A continuación, el artículo:

El Evangelio y las obras de misericordia pueden encontrarse con las personas en el contexto asiático si se fundamentan en la demostración de un valor humano reconocible y no necesariamente orientado al proselitismo. Por eso el mundo misionero católico está convencido de que la promoción humana es el deber de la evangelización que va al encuentro de la necesidad concreta de los pueblos que debe cumplir. Es por esto que no por casualidad los elementos de punta de la misión en esos contextos son mujeres y hombres que ofrecen un servicio en los distintos ámbitos profesionales (enseñanza, educación, atención sanitaria, acogida de sujetos marginados): laicos, voluntarios y consagrados que profesan su fe a través de la operatividad. Un método que va muy bien con las actitudes salesianas, incluida una cierta reticencia a verbalizar las obras que su carisma impulsa a realizar.

“Esperanza en Pakistán significa juventud”, nos escribe Piero Ramello. Es el contexto el que define el tipo de servicio que hace seis años sostiene la escuela salesiana de Lahore. “La mitad de la numerosa población está en la franja de cero a veintiún años» subraya. Él está en la posición de quien observa desde una perspectiva privilegiada y sabe captar la riqueza de cada generación que se asoma al mundo. Así es como percibe en los jóvenes pakistaníes el sentido de vitalidad, de futuro, de optimismo. La esperanza tiene su rostro, su condición, sus expectativas. Mientras como docente les transmite enseñanzas de matemáticas y de ciencias físicas, como animador en el oratorio dona su tiempo para escuchar, para jugar, para acompañar el crecimiento humano de quienes pueden mejorar el mundo. En esto le ayuda la música, su pasión, que ha hecho que se convierta en un motivo más de encuentro en las aulas de su instituto. Y la melodía de las notas acompaña la curiosidad de explorar lo desconocido. “Una declinación de la esperanza es la profundidad espiritual”, subraya Ramello.

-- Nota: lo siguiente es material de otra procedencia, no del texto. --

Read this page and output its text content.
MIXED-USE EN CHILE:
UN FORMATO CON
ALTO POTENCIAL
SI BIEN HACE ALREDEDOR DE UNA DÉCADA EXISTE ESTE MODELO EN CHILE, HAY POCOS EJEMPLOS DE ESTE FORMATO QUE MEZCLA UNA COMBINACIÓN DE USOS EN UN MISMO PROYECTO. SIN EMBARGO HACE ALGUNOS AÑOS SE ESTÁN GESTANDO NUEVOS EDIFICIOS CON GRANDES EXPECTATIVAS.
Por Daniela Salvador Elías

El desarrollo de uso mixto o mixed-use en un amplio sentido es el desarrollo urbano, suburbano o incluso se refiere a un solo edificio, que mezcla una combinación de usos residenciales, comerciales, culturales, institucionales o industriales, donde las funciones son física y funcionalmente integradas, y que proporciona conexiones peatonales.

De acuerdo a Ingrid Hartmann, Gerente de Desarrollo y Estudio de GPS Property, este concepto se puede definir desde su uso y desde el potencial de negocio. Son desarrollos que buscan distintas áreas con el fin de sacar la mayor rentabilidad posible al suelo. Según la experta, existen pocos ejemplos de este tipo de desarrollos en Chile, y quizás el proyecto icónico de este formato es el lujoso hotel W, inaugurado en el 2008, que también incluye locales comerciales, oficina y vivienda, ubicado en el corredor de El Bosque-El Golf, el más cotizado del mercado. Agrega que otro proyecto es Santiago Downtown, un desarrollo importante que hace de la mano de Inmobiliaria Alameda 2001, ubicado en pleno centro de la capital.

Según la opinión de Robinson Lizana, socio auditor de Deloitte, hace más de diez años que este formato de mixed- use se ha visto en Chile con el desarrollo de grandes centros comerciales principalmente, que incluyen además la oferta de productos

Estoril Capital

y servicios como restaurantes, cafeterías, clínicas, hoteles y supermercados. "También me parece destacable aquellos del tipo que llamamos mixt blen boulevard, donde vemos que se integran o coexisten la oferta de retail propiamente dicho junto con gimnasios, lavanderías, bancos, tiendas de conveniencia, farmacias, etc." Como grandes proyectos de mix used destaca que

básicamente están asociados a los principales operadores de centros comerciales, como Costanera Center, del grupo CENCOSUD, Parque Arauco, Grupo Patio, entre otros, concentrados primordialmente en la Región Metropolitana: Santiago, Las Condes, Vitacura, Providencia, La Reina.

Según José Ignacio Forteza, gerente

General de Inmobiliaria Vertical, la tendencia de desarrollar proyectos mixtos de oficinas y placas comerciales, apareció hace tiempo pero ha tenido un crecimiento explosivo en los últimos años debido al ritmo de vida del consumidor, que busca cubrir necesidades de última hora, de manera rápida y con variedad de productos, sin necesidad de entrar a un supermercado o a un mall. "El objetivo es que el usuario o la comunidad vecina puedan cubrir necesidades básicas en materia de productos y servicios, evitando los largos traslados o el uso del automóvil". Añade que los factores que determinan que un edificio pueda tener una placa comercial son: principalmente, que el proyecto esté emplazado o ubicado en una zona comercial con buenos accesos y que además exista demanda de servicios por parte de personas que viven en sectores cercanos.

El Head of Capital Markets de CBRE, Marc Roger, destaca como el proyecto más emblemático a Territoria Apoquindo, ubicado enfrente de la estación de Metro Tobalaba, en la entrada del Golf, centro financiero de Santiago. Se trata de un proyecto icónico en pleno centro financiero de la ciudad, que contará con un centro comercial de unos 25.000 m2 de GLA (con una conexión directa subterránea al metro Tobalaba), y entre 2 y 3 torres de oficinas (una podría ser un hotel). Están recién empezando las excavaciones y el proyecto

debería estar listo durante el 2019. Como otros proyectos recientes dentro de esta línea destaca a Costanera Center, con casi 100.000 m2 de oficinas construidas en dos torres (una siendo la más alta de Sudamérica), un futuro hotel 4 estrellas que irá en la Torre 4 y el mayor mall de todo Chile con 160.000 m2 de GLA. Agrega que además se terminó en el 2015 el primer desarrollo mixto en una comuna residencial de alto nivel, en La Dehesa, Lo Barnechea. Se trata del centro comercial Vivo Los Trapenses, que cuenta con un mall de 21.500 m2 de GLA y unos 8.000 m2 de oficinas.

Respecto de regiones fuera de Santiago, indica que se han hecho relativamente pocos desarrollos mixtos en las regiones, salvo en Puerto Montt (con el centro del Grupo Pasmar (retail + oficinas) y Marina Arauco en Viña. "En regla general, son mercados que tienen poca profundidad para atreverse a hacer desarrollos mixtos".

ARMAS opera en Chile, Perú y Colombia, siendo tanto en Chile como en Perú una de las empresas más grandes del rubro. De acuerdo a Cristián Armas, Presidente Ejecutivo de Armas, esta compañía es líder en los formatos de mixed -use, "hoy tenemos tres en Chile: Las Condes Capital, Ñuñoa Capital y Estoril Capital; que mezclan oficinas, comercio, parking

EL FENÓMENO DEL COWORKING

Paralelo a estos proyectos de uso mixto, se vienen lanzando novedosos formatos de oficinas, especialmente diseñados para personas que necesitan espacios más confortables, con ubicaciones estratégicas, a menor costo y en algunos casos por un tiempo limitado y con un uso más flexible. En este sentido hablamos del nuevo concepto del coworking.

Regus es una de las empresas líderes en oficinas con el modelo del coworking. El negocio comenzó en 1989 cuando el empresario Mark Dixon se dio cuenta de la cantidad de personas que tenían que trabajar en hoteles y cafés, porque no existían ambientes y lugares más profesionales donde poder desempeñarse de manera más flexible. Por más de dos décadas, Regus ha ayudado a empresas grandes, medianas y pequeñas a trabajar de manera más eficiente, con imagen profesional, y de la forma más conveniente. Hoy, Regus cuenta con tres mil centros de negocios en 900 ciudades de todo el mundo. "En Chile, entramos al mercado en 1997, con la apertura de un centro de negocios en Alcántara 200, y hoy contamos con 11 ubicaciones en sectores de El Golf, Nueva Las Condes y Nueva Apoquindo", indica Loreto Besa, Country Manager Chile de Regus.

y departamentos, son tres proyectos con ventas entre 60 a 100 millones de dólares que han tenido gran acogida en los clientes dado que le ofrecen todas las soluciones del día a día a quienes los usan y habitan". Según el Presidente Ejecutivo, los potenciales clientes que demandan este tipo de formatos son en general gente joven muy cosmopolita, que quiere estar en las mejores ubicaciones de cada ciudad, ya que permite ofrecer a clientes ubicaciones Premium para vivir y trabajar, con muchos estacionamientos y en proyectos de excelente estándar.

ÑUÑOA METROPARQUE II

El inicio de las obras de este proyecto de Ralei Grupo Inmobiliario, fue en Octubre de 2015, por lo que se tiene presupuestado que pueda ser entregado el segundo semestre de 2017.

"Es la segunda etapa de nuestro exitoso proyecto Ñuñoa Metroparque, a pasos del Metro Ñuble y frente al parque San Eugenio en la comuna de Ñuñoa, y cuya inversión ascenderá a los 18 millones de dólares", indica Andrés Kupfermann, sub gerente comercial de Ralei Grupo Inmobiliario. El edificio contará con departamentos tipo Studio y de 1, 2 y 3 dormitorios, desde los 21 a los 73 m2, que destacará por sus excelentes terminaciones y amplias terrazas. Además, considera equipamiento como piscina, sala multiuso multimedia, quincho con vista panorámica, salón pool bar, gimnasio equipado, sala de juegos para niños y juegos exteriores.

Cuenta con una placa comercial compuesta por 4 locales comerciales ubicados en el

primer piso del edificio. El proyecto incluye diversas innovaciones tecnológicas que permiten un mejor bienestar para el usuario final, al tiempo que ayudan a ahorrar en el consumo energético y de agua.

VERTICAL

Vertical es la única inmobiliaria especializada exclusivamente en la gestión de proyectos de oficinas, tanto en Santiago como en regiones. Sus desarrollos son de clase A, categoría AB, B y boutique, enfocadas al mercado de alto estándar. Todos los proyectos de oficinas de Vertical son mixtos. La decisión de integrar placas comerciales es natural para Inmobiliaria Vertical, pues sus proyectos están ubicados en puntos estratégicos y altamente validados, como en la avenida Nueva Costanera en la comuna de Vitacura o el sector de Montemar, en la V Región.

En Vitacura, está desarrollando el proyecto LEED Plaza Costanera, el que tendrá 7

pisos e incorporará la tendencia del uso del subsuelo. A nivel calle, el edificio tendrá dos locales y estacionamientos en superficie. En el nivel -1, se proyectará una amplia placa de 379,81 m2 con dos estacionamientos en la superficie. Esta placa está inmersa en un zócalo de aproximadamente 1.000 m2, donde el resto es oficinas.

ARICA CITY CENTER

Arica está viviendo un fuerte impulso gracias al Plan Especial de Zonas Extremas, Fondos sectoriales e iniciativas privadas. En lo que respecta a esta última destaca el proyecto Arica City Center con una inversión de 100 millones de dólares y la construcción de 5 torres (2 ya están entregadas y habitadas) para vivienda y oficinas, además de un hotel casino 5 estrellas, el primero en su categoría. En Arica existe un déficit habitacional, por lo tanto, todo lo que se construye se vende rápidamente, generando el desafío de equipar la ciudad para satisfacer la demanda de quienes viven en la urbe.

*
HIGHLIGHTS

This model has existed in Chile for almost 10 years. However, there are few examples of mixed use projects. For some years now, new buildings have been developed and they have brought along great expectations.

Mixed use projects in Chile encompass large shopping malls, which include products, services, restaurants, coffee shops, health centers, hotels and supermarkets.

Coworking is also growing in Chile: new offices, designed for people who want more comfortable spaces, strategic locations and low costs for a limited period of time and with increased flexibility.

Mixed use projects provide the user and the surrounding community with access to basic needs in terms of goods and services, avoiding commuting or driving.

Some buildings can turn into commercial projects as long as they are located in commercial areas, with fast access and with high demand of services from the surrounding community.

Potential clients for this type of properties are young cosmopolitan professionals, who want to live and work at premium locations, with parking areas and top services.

Desde Camboya, en cambio, Roberto Panetto nos ha entregado algunas consideraciones que son “un mensaje del corazón después del don del Señor de cincuenta años de vida misionera”. Comienza con una seguridad verdaderamente alentadora: “La esperanza no es la última en morir, como se dice proverbialmente: no porque muera antes de lo que proverbialmente decimos, sino porque no muere nunca” y continúa con una serie de “máximas” que proponemos a quienes nos leen, dejando que sean ellas las que se amalgamen en una especie de meditación:

“La esperanza es aquella virtud que nos acompaña en el momento más importante de nuestra existencia: cuando pasamos de la vida humana al maravilloso abrazo con Dios. Qué hay más bello que ver en este nuestro encuentro semillas de esperanza que sin duda darán buenos frutos. Dejemos la puerta de nuestro corazón siempre abierta. Un buen día, una sonrisa, un abrazo de un niño, una gentileza que nos hace felices de vivir e infunde tanta esperanza de que el bien tendrá la victoria sobre el mal. La esperanza y la paz comienzan en nuestros corazones y en nuestras familias”.

En “su” misión de la Don Bosco Technical School en Sihanoukville, Panetto ha conquistado la confianza de las autoridades y sobre todo de las familias y de los estudiantes. La esperanza tiene el rostro de los jóvenes que aprenden un oficio que podrán ejercer en su tierra y son ya más de una generación los que pueden dar testimonio de ello.